Environmental and human rights campaigners are set to find out if they have been successful in the latest round of their fight against a “draconian” injunction granted to energy giant Ineos.

The injunction, which was granted by the High Court in November 2017, prevents “persons unknown” from trespassing on or obstructing access to the company’s shale gas sites.

It also prevents people from combining together to commit unlawful acts “with the intention of damaging” Ineos or any other companies in its supply chain.

Ineos argues the injunction is intended to only “prohibit unlawful activities” and not “injunct lawful activity”.

But opponents say its terms are “unprecedented and wide-ranging” and argue the injunction has had “a very serious chilling effect on lawful and legitimate protest activities”.

At the Court of Appeal in London on Wednesday, Lord Justice Longmore, Lord Justice David Richards and Lord Justice Leggatt will rule on an appeal against the injunction brought by campaigners Joe Boyd and Joe Corre.

Their lawyers argued at a hearing in March that the injunction is “unlawfully, unnecessarily and disproportionately exposing to risk of financial and penal sanction” campaigners who are exercising their “rights to free speech and to protest”.

Heather Williams QC, for Mr Boyd, argued that the judge who granted the injunction “did not distinguish between lawful freedom of expression and assembly … and unlawful activities”.

She added that anti-fracking campaigners were “protesting on a matter of broad public interest, against what is widely considered to be a harmful activity, in pursuit of the perceived common good”.

Mr Corre’s barrister Stephanie Harrison QC said fracking was “highly controversial” and there were “widespread and compelling concerns about its adverse impacts on the environment, climate change and the local communities” in which it was proposed to take place.

She also pointed out that the terms of Ineos’s injunction have since been applied in similar cases involving oil and gas firms Cuadrilla, UK Oil and Gas, Angus Energy and IGas.
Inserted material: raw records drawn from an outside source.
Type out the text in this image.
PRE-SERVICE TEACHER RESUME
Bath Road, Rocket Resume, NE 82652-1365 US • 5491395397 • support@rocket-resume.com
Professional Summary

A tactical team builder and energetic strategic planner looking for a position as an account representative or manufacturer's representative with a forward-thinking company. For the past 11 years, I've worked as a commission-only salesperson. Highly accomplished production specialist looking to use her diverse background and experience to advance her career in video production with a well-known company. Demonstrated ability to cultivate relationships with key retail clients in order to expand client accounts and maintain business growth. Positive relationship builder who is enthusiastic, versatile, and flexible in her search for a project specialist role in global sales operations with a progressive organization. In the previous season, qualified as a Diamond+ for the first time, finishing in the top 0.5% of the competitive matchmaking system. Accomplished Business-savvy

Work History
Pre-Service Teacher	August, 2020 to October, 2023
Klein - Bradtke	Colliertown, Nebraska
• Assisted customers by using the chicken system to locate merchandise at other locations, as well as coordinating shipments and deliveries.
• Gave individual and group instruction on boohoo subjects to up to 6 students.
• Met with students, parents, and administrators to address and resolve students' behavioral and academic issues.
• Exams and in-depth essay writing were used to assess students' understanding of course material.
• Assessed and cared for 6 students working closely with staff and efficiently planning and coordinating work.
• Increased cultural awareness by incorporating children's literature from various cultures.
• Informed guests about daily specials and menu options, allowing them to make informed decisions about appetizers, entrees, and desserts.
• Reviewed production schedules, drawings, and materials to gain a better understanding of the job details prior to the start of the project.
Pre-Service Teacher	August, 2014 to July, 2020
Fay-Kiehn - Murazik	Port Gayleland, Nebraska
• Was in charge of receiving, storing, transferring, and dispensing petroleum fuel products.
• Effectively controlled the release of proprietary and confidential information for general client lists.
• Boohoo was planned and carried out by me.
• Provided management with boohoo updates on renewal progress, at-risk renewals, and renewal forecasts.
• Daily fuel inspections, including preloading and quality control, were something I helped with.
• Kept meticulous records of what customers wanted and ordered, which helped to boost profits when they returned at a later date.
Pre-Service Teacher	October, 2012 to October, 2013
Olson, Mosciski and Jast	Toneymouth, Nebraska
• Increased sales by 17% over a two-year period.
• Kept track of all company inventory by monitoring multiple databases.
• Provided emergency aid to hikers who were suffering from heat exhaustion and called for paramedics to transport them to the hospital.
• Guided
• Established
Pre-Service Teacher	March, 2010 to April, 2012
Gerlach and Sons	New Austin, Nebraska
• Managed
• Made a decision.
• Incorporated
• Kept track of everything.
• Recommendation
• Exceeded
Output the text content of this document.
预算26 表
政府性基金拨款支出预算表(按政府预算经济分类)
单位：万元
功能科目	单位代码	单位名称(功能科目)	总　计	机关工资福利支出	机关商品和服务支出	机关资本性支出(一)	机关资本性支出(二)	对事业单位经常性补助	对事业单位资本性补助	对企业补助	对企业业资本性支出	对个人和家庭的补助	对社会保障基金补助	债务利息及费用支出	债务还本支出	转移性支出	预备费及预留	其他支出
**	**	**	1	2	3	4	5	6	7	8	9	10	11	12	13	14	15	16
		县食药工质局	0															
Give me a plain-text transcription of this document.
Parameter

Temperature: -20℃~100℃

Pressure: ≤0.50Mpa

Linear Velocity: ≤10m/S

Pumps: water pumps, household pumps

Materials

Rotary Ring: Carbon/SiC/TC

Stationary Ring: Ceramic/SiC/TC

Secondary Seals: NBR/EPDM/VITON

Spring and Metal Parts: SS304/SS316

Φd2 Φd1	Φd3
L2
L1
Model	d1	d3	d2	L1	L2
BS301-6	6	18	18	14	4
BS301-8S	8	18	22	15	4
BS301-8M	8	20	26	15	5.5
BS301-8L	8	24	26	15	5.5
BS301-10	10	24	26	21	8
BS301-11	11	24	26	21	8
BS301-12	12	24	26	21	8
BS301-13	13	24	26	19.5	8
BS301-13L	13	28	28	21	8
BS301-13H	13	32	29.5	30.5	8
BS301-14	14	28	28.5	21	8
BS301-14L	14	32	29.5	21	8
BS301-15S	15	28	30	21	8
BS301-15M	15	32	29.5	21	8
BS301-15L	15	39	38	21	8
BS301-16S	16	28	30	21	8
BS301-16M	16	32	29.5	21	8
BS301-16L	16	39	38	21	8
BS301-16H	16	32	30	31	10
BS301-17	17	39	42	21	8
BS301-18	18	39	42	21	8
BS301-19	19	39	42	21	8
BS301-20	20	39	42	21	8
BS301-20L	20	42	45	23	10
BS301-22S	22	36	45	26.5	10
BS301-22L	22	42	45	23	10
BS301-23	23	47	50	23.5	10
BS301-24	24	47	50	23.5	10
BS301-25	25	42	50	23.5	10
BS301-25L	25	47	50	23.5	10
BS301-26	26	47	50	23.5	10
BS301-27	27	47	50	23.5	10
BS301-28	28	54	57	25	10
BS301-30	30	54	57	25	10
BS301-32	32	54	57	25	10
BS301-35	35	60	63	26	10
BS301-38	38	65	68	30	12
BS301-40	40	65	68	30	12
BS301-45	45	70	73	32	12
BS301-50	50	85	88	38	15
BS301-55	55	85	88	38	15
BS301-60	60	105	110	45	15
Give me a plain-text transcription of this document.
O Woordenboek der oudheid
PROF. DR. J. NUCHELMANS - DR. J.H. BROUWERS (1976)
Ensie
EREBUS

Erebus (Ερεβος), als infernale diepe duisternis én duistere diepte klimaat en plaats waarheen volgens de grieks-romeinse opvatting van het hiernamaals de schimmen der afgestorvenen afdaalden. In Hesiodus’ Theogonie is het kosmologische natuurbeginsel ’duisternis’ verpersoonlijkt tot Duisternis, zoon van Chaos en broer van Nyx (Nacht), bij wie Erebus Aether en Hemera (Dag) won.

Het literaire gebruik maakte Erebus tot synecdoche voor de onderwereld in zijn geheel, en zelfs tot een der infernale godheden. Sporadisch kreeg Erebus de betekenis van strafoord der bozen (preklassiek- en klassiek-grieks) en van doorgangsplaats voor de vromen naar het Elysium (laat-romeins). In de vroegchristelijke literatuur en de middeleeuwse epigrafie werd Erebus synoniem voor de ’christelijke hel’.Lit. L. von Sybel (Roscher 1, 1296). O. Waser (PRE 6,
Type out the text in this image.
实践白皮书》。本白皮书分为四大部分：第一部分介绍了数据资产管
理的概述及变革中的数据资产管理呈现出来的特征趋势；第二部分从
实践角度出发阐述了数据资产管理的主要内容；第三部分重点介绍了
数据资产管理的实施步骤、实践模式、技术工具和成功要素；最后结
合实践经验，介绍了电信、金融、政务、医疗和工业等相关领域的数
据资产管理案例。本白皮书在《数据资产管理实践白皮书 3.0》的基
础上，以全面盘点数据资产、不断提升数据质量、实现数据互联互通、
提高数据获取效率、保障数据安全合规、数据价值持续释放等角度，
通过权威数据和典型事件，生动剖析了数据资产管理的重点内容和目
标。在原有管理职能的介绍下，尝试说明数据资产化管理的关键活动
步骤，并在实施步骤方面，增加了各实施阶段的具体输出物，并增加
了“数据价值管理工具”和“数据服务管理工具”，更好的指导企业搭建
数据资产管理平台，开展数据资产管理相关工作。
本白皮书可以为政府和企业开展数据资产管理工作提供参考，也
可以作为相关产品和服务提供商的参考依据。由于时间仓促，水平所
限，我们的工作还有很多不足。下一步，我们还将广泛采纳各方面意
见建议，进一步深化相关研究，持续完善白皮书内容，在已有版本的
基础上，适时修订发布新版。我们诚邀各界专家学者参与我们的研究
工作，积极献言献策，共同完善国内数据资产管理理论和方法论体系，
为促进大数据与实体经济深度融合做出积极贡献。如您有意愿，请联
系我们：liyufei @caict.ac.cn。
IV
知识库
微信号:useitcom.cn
Ms Harrison argued that if Ineos’s injunction was upheld, that it was “likely to become the default position in protest cases”.

Alan Maclean QC, for Ineos, said there was “no error of legal principle” in the judgment granting the injunction, which he said was “unimpeachable on appeal”.

Mr Maclean dismissed the contention that the injunction was unclear, submitting that it “clearly identifies and describes the categories of persons unknown, by reference to the ingredients of the particular wrongs”.

He added: “It prohibits unlawful activity and there is nothing difficult about a would-be protester being in a position to know whether or not he or she is within the scope of the order.”